My 93 year old mother often incorporates the phrase ‘it’s a worry’ into a sentence. I’ve learnt that no matter how small her worry seems, it’s worth paying attention because I’ll hear about the issue until it’s resolved.

Some seven years ago she worried about old water pipes bursting between the walls of her double brick home. To be fair, this had happened before in the garage and the problem was dealt with, but that was when my father was alive.

The pipe issue became so big for mum that we eventually moved her to a newish home in a Retirement Village where she lives independently and has less house maintenance worries.

Now I find that I’m the one on a worry-frenzy and it’s in my own backyard, literally.

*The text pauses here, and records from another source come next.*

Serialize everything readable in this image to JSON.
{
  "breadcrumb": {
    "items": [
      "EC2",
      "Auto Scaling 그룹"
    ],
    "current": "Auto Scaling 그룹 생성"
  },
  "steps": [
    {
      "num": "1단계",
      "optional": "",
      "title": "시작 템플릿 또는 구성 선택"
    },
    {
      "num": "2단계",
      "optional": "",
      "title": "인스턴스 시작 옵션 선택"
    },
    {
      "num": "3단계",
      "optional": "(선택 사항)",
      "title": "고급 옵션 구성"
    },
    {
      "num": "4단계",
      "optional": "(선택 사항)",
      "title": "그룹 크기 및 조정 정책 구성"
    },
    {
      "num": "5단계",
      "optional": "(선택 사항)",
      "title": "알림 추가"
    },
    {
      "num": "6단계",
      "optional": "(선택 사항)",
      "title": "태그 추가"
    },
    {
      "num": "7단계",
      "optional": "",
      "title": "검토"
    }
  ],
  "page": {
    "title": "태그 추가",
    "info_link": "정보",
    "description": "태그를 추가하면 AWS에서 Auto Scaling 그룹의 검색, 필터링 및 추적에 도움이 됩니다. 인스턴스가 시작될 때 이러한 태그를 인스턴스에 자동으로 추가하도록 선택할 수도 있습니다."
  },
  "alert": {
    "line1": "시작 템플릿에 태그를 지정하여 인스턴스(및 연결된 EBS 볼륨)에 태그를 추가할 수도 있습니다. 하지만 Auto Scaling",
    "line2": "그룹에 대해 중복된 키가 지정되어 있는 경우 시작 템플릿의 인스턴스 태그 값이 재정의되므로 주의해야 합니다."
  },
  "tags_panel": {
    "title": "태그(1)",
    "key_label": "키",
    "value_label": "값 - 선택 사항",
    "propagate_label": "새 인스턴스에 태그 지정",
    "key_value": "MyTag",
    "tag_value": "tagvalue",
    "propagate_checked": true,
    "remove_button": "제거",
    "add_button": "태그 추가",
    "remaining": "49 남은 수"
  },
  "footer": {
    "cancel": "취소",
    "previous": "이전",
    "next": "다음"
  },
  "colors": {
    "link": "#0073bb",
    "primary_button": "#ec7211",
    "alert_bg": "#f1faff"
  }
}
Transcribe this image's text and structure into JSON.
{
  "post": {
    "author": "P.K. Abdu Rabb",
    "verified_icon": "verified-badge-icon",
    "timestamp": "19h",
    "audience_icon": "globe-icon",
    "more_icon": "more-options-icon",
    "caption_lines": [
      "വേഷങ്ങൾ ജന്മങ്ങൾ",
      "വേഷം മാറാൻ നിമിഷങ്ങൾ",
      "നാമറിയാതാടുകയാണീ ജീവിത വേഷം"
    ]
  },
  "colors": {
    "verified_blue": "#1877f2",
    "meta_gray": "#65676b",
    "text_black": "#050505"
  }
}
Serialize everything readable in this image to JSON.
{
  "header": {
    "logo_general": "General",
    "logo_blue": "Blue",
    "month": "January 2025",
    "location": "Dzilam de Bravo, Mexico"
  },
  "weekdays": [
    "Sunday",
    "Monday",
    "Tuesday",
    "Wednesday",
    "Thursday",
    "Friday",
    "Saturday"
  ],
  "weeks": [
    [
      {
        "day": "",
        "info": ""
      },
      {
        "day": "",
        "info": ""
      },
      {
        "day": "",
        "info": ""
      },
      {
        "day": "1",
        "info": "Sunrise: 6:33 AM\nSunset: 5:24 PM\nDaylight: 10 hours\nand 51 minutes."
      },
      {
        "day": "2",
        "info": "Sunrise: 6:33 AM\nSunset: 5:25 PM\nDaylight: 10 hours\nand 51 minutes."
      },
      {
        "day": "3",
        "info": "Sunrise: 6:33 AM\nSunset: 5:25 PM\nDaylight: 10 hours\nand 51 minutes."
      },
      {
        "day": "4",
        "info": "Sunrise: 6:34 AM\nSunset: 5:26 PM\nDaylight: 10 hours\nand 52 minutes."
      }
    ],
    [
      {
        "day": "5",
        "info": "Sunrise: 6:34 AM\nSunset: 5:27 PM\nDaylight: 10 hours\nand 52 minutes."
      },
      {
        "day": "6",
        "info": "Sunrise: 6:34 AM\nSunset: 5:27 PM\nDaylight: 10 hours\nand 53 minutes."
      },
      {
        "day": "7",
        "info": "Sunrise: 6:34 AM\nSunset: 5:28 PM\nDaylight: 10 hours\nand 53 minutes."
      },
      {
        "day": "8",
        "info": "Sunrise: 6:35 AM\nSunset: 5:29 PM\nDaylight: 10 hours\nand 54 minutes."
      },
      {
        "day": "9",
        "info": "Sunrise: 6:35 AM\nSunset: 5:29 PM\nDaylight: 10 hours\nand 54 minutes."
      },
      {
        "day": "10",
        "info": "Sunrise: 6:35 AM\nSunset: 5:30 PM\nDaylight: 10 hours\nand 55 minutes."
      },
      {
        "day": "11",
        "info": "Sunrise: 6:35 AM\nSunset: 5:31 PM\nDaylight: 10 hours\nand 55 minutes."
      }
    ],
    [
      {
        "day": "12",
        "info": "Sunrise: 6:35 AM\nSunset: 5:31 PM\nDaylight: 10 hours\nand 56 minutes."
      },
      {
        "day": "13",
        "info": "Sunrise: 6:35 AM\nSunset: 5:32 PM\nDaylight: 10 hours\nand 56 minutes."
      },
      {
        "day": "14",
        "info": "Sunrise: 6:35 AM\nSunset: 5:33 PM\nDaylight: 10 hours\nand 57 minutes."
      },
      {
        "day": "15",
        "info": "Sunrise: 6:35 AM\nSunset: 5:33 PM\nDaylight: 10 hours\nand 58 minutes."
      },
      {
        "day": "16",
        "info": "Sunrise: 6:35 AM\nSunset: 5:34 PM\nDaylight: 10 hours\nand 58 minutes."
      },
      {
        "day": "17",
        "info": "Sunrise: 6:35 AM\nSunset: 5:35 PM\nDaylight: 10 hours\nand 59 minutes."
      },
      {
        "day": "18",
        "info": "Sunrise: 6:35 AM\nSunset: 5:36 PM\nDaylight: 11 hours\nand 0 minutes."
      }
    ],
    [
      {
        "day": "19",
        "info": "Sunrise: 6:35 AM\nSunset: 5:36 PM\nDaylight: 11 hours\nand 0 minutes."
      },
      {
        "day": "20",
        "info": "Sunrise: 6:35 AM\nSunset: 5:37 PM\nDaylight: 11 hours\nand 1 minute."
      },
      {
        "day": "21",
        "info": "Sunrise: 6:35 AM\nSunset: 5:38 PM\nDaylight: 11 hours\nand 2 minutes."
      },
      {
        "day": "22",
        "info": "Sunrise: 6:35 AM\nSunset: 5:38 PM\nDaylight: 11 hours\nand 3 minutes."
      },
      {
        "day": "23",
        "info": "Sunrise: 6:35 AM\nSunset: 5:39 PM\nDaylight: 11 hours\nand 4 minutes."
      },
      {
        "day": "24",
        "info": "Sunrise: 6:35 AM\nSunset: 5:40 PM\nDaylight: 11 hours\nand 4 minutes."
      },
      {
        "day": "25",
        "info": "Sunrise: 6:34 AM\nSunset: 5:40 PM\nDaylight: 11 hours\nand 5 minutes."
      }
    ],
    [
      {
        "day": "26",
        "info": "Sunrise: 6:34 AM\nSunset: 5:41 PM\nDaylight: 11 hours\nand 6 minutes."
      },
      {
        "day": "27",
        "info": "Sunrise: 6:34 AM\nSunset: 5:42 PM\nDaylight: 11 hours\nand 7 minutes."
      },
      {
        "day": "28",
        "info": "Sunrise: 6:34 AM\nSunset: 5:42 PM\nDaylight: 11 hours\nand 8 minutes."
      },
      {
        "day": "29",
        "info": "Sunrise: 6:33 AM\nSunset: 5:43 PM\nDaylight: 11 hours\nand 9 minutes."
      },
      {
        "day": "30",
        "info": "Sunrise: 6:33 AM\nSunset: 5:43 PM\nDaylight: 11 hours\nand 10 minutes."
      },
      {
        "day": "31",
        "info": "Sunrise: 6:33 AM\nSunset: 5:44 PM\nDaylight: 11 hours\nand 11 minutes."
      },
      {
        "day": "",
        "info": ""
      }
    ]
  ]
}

We have newish neighbours who last spring gave their backyard a makeover. Instead of looking out onto a bleak, bare carport, they now have a permanent outdoor daybed in the middle of a green oasis with trellis on one wall and Ornamental Pears planted on our boundary fence.

Don’t get me wrong, it does look good but I’m freaking out about the four Ornamental Pears and their root system. From a quick Google it seems that these ‘fast growing’ trees are recommended for large spaces, not tiny back yards. In fact, in an adjacent neighbourhood our friends with very mature Ornamental Pears on their nature strip, had a root barrier built by the Council to stop the houses in their street cracking.

As I do a mental calculation of the potential cost to repair any damage to our old sewage pipes, I’m starting to catastrophise. We have very old terracotta pipes that make us vulnerable. Not only would they have to be replaced, a plumber would need to access our backyard from the rear lane. This would entail the removal and rebuild of our back shed (the access point), restore our party fence and rebuild the deck.

In my New Year frenzy, I’ve decided to take control so that I can discuss the issue with my neighbour knowing that there’s no legislation to enforce a tree owner to do anything about their trees in Victoria. Subsequently, I have:

  • made a visit to our local Council to see if I can access plans to confirm where water and sewerage pipes are,
  • called Disputes Victoria who informed me of the lack of laws governing trees in this state as well as suggested how to approach our neighbour,
  • obtained from ‘Dial Before You Dig,’ information on services that may be impacted by the roots on either side of the boundary,
  • contacted an Arborist to confirm the identity of the trees and report on their suitability, growth, and root system.

Since talking with the Arborist, I feel calmer and more rational. Gone are the thoughts to poison the Ornamental Pears in the stealth of the night. Instead, I realise that we need to be proactive and replace our old pipes as our tree roots have blocked them in the past. It’s a costly exercise, but we can plan the reinstatement and be in control.

Have you had similar issues that have resulted in undue worry and how have you dealt with them?